Monday, October 7, 2013

Because He said so ... that's why!

Yesterday I was thinking about the verses, Matthew 6:33, "Seek ye first the kingdom of God, and his righteousness, and all these things shall be added unto you," and Luke 11:9, "Ask and it shall be given to you, seek and you shall find, knock and the door will be opened unto you." When I thought on these, I heard God ask me, "Are you really seeking me?" I heard him say, "You were seeking a husband. You were seeking a child." This really struck a nerve because I was seeking those. I was all in and my heart was after them both. I don't remember the last time I was seeking God with the same earnest. I'm on a road to absolute trust. He's rebuilding the foundation. Father knows what's in my heart. I've been keeping my husband and child in my heart instead of laying them at the foot of the cross, trusting Jesus. "Why would I take the child away that I gave you?" he asked, "Why would I take the husband I placed in your life? Trust in me … completely." I have no idea why trusting God completely meant (to me) him taking "my most prized possessions," away from me. They are not my possessions. They are both sons of God. (Luke 12:34 "For where your treasure is, there your heart will be also." - deeply convicted). I was missing the order, His order.

This past Sunday, our pastor mentioned people who stand on the edge of the road holding a sign that says, "Will work for food." I have great compassion for the least of these. I couldn't stop picturing Jesus standing there holding that very . . . same . . . sign. How would I react then? The truth says some have entertained angels unaware. (Hebrews 13:2) I speculate a lot of people have been set before my eyes as a test, yet an opportunity to show God's love. 

My mind wanders in and out of service. My "design" is restless for a reason. Eternity has been set in my heart (Ecclesiastes 3:11). I thought about how alone I've felt in the lobby of our church. Instead of feeling lost and out of place, I've decided to start moving through that feeling instead of focusing on it. I will start seeking a face that looks as lost as I feel and "find" them. I wanted to smoke this morning and God pointed me to my promise. "Every time your tempted," he said, "remember your promise as a sacrifice to me." Creed had a lot of tummy issues when he was born. He was almost always spitting up simultaneously through his mouth and nose gasping for air. I was worried constantly. I prayed to God promising I would never take another drink or smoke another cigarette if he would save my son. There were times when he couldn't breathe at all … truly the most terrifying moment I've ever had. I'd like to say I've forgotten that promise now and again, but that would be inaccurate. I've blatantly disregarded it at times. Those words can never be unspoken. I not only remember, but it's what keeps me at the foot of the cross from time to time. He is my strength and gives me grace to move through many situations unscathed! I remember how I felt after I would smoke. The enemy would get me to do it and then berate me for giving in every time. I literally felt it physically. I craved it. I was addicted. I loved it and hated it at the same time and now walk in freedom. 
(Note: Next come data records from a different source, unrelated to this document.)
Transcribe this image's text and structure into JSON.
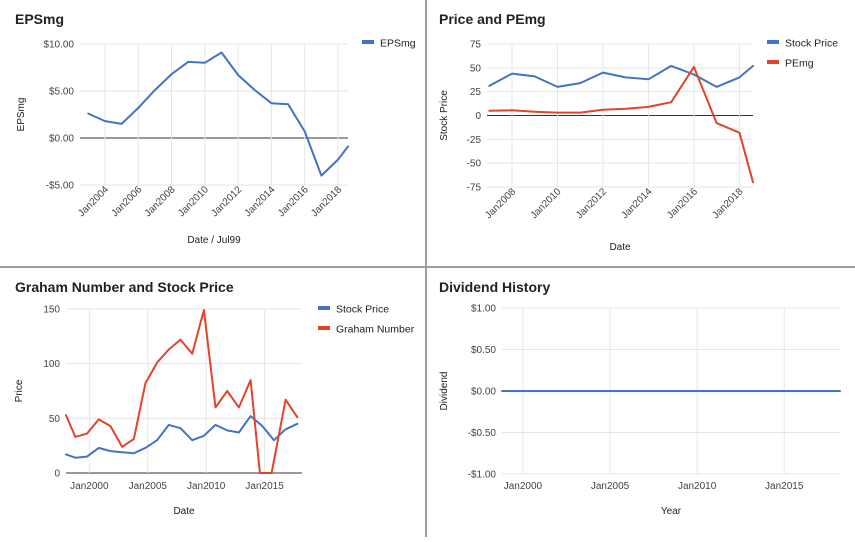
{
  "charts": [
    {
      "title": "EPSmg",
      "chart_data": {
        "type": "line",
        "title": "EPSmg",
        "xlabel": "Date / Jul99",
        "ylabel": "EPSmg",
        "x_ticks": [
          2004,
          2006,
          2008,
          2010,
          2012,
          2014,
          2016,
          2018
        ],
        "x_tick_labels": [
          "Jan2004",
          "Jan2006",
          "Jan2008",
          "Jan2010",
          "Jan2012",
          "Jan2014",
          "Jan2016",
          "Jan2018"
        ],
        "xlim": [
          2002.5,
          2018.6
        ],
        "y_ticks": [
          -5,
          0,
          5,
          10
        ],
        "y_tick_labels": [
          "-$5.00",
          "$0.00",
          "$5.00",
          "$10.00"
        ],
        "ylim": [
          -5,
          10
        ],
        "legend_position": "right",
        "series": [
          {
            "name": "EPSmg",
            "color": "#4472c4",
            "points": [
              [
                2003.0,
                2.6
              ],
              [
                2004.0,
                1.8
              ],
              [
                2005.0,
                1.5
              ],
              [
                2006.0,
                3.2
              ],
              [
                2007.0,
                5.1
              ],
              [
                2008.0,
                6.8
              ],
              [
                2009.0,
                8.1
              ],
              [
                2010.0,
                8.0
              ],
              [
                2011.0,
                9.1
              ],
              [
                2012.0,
                6.7
              ],
              [
                2013.0,
                5.1
              ],
              [
                2014.0,
                3.7
              ],
              [
                2015.0,
                3.6
              ],
              [
                2016.0,
                0.7
              ],
              [
                2017.0,
                -4.0
              ],
              [
                2018.0,
                -2.3
              ],
              [
                2018.6,
                -0.9
              ]
            ]
          }
        ]
      }
    },
    {
      "title": "Price and PEmg",
      "chart_data": {
        "type": "line",
        "title": "Price and PEmg",
        "xlabel": "Date",
        "ylabel": "Stock Price",
        "x_ticks": [
          2008,
          2010,
          2012,
          2014,
          2016,
          2018
        ],
        "x_tick_labels": [
          "Jan2008",
          "Jan2010",
          "Jan2012",
          "Jan2014",
          "Jan2016",
          "Jan2018"
        ],
        "xlim": [
          2006.9,
          2018.6
        ],
        "y_ticks": [
          -75,
          -50,
          -25,
          0,
          25,
          50,
          75
        ],
        "y_tick_labels": [
          "-75",
          "-50",
          "-25",
          "0",
          "25",
          "50",
          "75"
        ],
        "ylim": [
          -75,
          75
        ],
        "legend_position": "right",
        "series": [
          {
            "name": "Stock Price",
            "color": "#4472c4",
            "points": [
              [
                2007.0,
                31
              ],
              [
                2008.0,
                44
              ],
              [
                2009.0,
                41
              ],
              [
                2010.0,
                30
              ],
              [
                2011.0,
                34
              ],
              [
                2012.0,
                45
              ],
              [
                2013.0,
                40
              ],
              [
                2014.0,
                38
              ],
              [
                2015.0,
                52
              ],
              [
                2016.0,
                43
              ],
              [
                2017.0,
                30
              ],
              [
                2018.0,
                40
              ],
              [
                2018.6,
                52
              ]
            ]
          },
          {
            "name": "PEmg",
            "color": "#e0452a",
            "points": [
              [
                2007.0,
                5
              ],
              [
                2008.0,
                5.5
              ],
              [
                2009.0,
                4
              ],
              [
                2010.0,
                3
              ],
              [
                2011.0,
                3
              ],
              [
                2012.0,
                6
              ],
              [
                2013.0,
                7
              ],
              [
                2014.0,
                9
              ],
              [
                2015.0,
                14
              ],
              [
                2016.0,
                51
              ],
              [
                2017.0,
                -8
              ],
              [
                2018.0,
                -18
              ],
              [
                2018.6,
                -70
              ]
            ]
          }
        ]
      }
    },
    {
      "title": "Graham Number and Stock Price",
      "chart_data": {
        "type": "line",
        "title": "Graham Number and Stock Price",
        "xlabel": "Date",
        "ylabel": "Price",
        "x_ticks": [
          2000,
          2005,
          2010,
          2015
        ],
        "x_tick_labels": [
          "Jan2000",
          "Jan2005",
          "Jan2010",
          "Jan2015"
        ],
        "xlim": [
          1998.0,
          2018.2
        ],
        "y_ticks": [
          0,
          50,
          100,
          150
        ],
        "y_tick_labels": [
          "0",
          "50",
          "100",
          "150"
        ],
        "ylim": [
          0,
          150
        ],
        "legend_position": "right",
        "series": [
          {
            "name": "Stock Price",
            "color": "#4472c4",
            "points": [
              [
                1998.0,
                17
              ],
              [
                1998.8,
                14
              ],
              [
                1999.8,
                15
              ],
              [
                2000.8,
                23
              ],
              [
                2001.8,
                20
              ],
              [
                2002.8,
                19
              ],
              [
                2003.8,
                18
              ],
              [
                2004.8,
                23
              ],
              [
                2005.8,
                30
              ],
              [
                2006.8,
                44
              ],
              [
                2007.8,
                41
              ],
              [
                2008.8,
                30
              ],
              [
                2009.8,
                34
              ],
              [
                2010.8,
                44
              ],
              [
                2011.8,
                39
              ],
              [
                2012.8,
                37
              ],
              [
                2013.8,
                52
              ],
              [
                2014.8,
                43
              ],
              [
                2015.8,
                30
              ],
              [
                2016.8,
                40
              ],
              [
                2017.8,
                45
              ]
            ]
          },
          {
            "name": "Graham Number",
            "color": "#e0452a",
            "points": [
              [
                1998.0,
                53
              ],
              [
                1998.8,
                33
              ],
              [
                1999.8,
                36
              ],
              [
                2000.8,
                49
              ],
              [
                2001.8,
                43
              ],
              [
                2002.8,
                24
              ],
              [
                2003.8,
                31
              ],
              [
                2004.8,
                82
              ],
              [
                2005.8,
                101
              ],
              [
                2006.8,
                113
              ],
              [
                2007.8,
                122
              ],
              [
                2008.8,
                109
              ],
              [
                2009.8,
                149
              ],
              [
                2010.8,
                60
              ],
              [
                2011.8,
                75
              ],
              [
                2012.8,
                60
              ],
              [
                2013.8,
                85
              ],
              [
                2014.6,
                0
              ],
              [
                2015.6,
                0
              ],
              [
                2016.8,
                67
              ],
              [
                2017.8,
                51
              ]
            ]
          }
        ]
      }
    },
    {
      "title": "Dividend History",
      "chart_data": {
        "type": "line",
        "title": "Dividend History",
        "xlabel": "Year",
        "ylabel": "Dividend",
        "x_ticks": [
          2000,
          2005,
          2010,
          2015
        ],
        "x_tick_labels": [
          "Jan2000",
          "Jan2005",
          "Jan2010",
          "Jan2015"
        ],
        "xlim": [
          1998.8,
          2018.2
        ],
        "y_ticks": [
          -1,
          -0.5,
          0,
          0.5,
          1
        ],
        "y_tick_labels": [
          "-$1.00",
          "-$0.50",
          "$0.00",
          "$0.50",
          "$1.00"
        ],
        "ylim": [
          -1,
          1
        ],
        "legend_position": "none",
        "series": [
          {
            "color": "#4472c4",
            "points": [
              [
                1998.8,
                0
              ],
              [
                2018.2,
                0
              ]
            ]
          }
        ]
      }
    }
  ]
}
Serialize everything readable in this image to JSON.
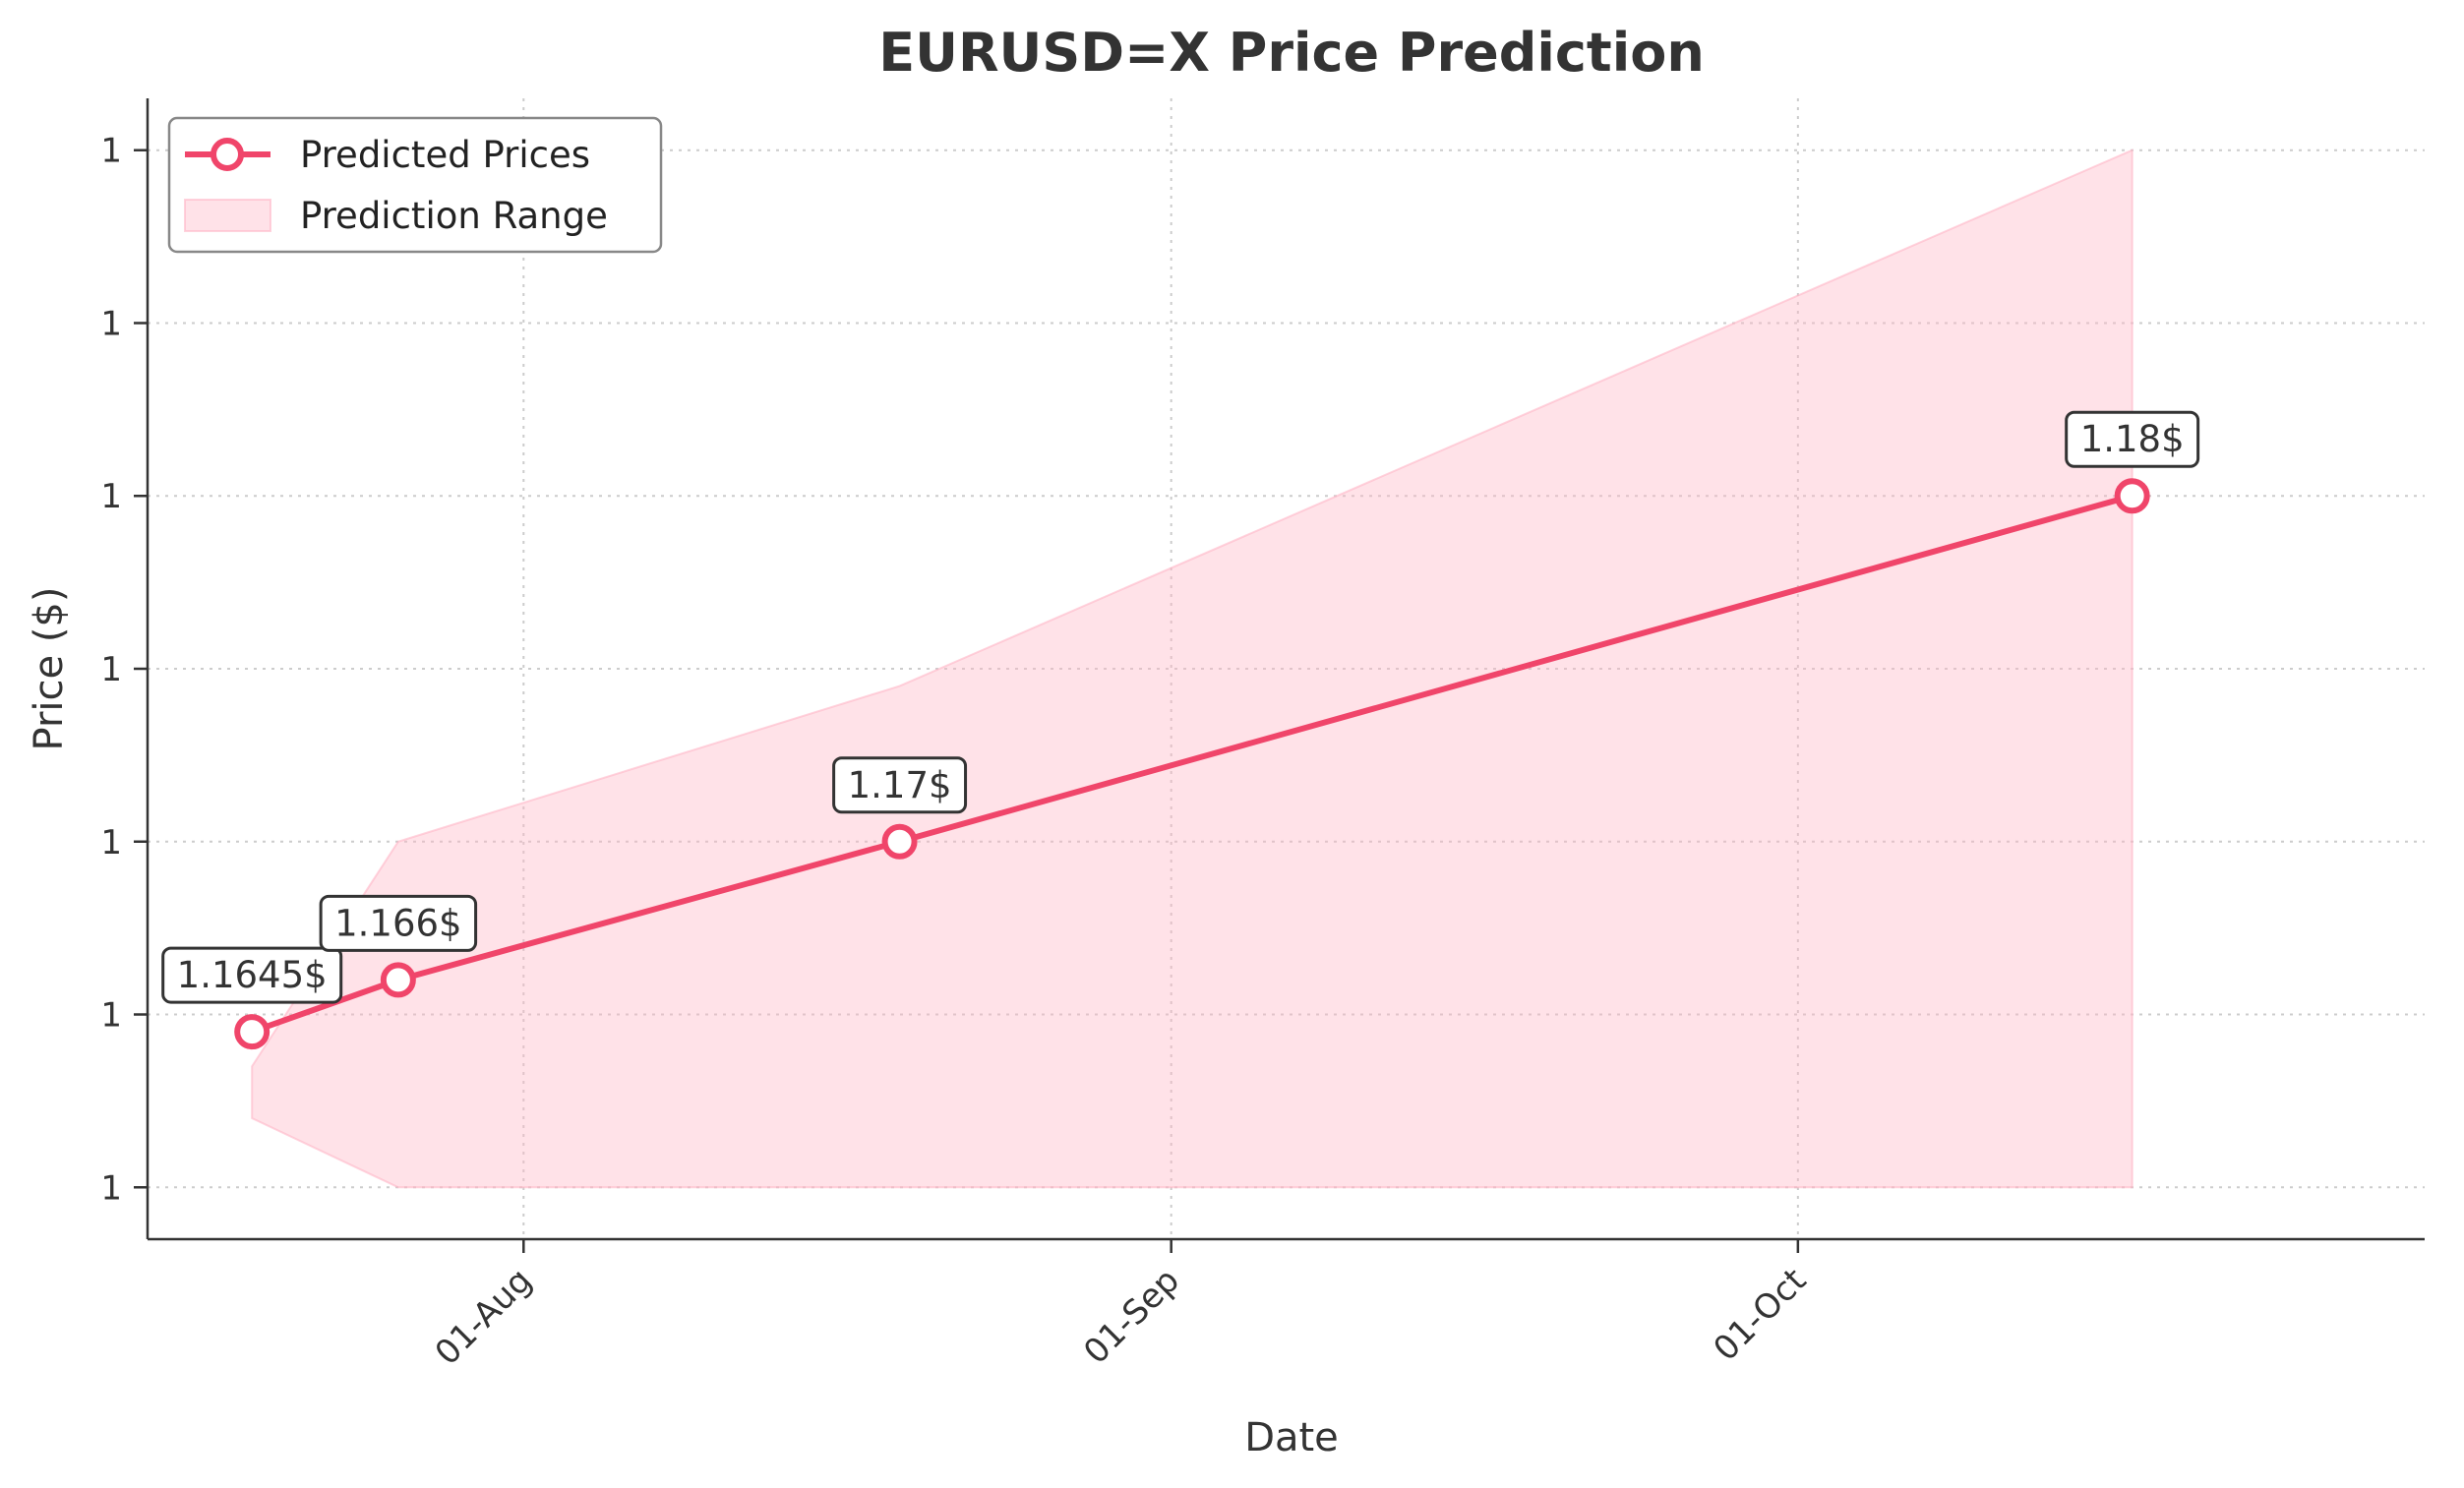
{
  "chart_data": {
    "type": "line",
    "title": "EURUSD=X Price Prediction",
    "xlabel": "Date",
    "ylabel": "Price ($)",
    "x_ticks": [
      {
        "date": "2025-08-01",
        "label": "01-Aug"
      },
      {
        "date": "2025-09-01",
        "label": "01-Sep"
      },
      {
        "date": "2025-10-01",
        "label": "01-Oct"
      }
    ],
    "xlim": [
      "2025-07-14",
      "2025-10-31"
    ],
    "y_ticks": [
      1.16,
      1.165,
      1.17,
      1.175,
      1.18,
      1.185,
      1.19
    ],
    "y_tick_labels": [
      "1",
      "1",
      "1",
      "1",
      "1",
      "1",
      "1"
    ],
    "ylim": [
      1.1585,
      1.1915
    ],
    "grid": true,
    "legend_position": "upper-left",
    "series": [
      {
        "name": "Predicted Prices",
        "color": "#f0456a",
        "dates": [
          "2025-07-19",
          "2025-07-26",
          "2025-08-19",
          "2025-10-17"
        ],
        "values": [
          1.1645,
          1.166,
          1.17,
          1.18
        ],
        "labels": [
          "1.1645$",
          "1.166$",
          "1.17$",
          "1.18$"
        ]
      }
    ],
    "range": {
      "name": "Prediction Range",
      "color": "#ffb6c6",
      "dates": [
        "2025-07-19",
        "2025-07-26",
        "2025-08-19",
        "2025-10-17"
      ],
      "upper": [
        1.1635,
        1.17,
        1.1745,
        1.19
      ],
      "lower": [
        1.162,
        1.16,
        1.16,
        1.16
      ]
    }
  }
}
This morning I was pondering on my first portion. Was I giving God my first portion? Was I giving God my first portion of the day … my first portion of income? Or was I giving him the leftovers, if there was any left over at the end of the day. By giving God my first portion of today, I was able to hide verses in my heart. I had the grace to speak in a soft tone and did not overreact. For a little over a week I've put into motion, the Duggars' tradition of reading Proverbs everyday according to the day of the month. Today's portion stayed with me. Proverbs 7: 2-3 " … Guard my words as your most precious possession. Write them down, and also keep them deep within your heart." It's pretty cool that there are 31, one for each day of the month!

It was three weeks ago I started the Bible Study Fellowship. I finished reading over the notes for this weeks lesson and love that I still find it interesting instead of mundane. I love that God promised to put His spirit within those who believe Him. He gave me a new heart and a new spirit. With His spirit in me, he moves me to follow his decrees and be careful to keep his laws. His spirit enables us to repent and gives us the desire to obey Him. I want to obey Him. With his truth I'm gaining knowledge little by little.

Trust . . . and Obey.

Because He said so … that's why!

I'm looking forward to this week's Day 6 Creation. (God makes the animals) There's some pretty fun days ahead! Finally a new color, green. Our book of the week is, "Goodnight Gorilla," by Peggy Rathmann. We're lucky enough to have it in book and DVD form. We really enjoy watching books come to life on screen. Scholastic has a large assortment available and one can usually rent them from your local library.